In 1871, The Imperial Gazetteer of England and Wales described Elmsthorpe as:
"...a parish in Hinckley district, Leicester; on the Leicester and Nuneaton railway, 3 miles NE by E of Hinckley. It has a station on the railway; and its post town is Hinckley. Acres, 1,650. Real property, £1,446. Pop., 45. Houses, 5. The living is a rectory, united with the p. curacy of Earl-Shilton, in the diocese of Peterborough. The church was used as the headquarters of Richard's army previous to the battle of Bosworth; and is now in ruins."

In the 1920s a boot and shoe manufacturers opened in the village, called "Harvey, Harvey & Company".

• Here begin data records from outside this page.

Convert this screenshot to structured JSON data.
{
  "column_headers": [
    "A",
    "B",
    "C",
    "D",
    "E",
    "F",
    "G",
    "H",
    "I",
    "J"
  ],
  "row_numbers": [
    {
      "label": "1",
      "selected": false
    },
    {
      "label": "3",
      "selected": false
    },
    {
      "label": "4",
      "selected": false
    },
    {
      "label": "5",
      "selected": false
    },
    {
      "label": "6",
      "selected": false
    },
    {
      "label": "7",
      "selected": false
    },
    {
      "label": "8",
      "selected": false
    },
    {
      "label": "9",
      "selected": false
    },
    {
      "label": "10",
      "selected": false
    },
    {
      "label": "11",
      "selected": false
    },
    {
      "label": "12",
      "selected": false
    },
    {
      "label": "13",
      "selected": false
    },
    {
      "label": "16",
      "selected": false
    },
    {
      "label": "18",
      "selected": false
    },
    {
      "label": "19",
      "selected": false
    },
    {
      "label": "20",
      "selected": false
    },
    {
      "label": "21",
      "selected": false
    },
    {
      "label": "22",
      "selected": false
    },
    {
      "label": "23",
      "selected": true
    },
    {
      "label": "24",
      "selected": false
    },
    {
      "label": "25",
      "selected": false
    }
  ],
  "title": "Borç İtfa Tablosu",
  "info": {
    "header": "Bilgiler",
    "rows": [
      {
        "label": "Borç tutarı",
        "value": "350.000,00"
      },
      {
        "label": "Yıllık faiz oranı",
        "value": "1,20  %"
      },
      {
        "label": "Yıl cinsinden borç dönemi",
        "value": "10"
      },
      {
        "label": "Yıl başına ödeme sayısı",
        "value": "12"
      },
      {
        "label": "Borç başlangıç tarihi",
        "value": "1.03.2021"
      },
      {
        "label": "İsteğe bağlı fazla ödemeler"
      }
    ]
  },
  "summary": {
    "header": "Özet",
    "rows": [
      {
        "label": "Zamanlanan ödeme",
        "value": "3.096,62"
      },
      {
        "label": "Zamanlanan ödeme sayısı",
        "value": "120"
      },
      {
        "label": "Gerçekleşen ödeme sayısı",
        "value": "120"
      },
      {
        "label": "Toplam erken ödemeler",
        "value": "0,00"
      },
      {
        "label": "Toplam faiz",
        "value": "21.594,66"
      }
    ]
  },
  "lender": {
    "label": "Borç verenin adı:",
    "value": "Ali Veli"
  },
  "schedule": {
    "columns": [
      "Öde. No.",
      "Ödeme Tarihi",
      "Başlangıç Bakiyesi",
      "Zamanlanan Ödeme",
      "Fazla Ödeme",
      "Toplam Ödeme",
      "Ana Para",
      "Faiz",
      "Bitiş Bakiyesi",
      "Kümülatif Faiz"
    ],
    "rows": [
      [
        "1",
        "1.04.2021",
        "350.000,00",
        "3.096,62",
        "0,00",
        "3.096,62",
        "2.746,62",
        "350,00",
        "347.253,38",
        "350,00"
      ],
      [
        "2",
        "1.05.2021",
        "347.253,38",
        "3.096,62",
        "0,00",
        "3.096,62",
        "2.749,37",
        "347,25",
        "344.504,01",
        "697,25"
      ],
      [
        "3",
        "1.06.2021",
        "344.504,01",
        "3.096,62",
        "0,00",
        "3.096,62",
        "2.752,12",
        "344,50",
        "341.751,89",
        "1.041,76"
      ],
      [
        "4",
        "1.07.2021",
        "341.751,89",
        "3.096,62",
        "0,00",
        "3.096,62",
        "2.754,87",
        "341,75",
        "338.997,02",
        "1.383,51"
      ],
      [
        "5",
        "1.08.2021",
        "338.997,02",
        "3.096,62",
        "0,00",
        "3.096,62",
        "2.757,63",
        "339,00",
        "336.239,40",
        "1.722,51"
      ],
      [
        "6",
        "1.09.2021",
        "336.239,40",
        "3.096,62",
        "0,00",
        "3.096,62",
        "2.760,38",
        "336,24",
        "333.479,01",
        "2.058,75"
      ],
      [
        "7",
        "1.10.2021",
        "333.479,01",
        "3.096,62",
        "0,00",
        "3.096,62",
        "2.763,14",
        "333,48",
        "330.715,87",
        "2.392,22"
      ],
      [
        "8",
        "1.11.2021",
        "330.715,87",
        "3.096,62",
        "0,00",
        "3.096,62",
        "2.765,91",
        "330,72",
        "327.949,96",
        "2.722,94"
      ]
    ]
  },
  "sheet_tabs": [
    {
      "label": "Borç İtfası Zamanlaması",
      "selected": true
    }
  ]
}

In the 1930s, the government started to address the population of Elmesthorpe, which had not recovered from its collapse in the 13th century. The government initiated a scheme which brought families from depressed areas to make a living from the land. In 1935 Church Farm was purchased by the Land Settlement Association, who built 43 smallholdings in the village. This continued to the 1960s, when the scheme ended. Many of the smallholdings were then purchased by their tenants.

The 1960s saw both the railway station and the shoe factory close.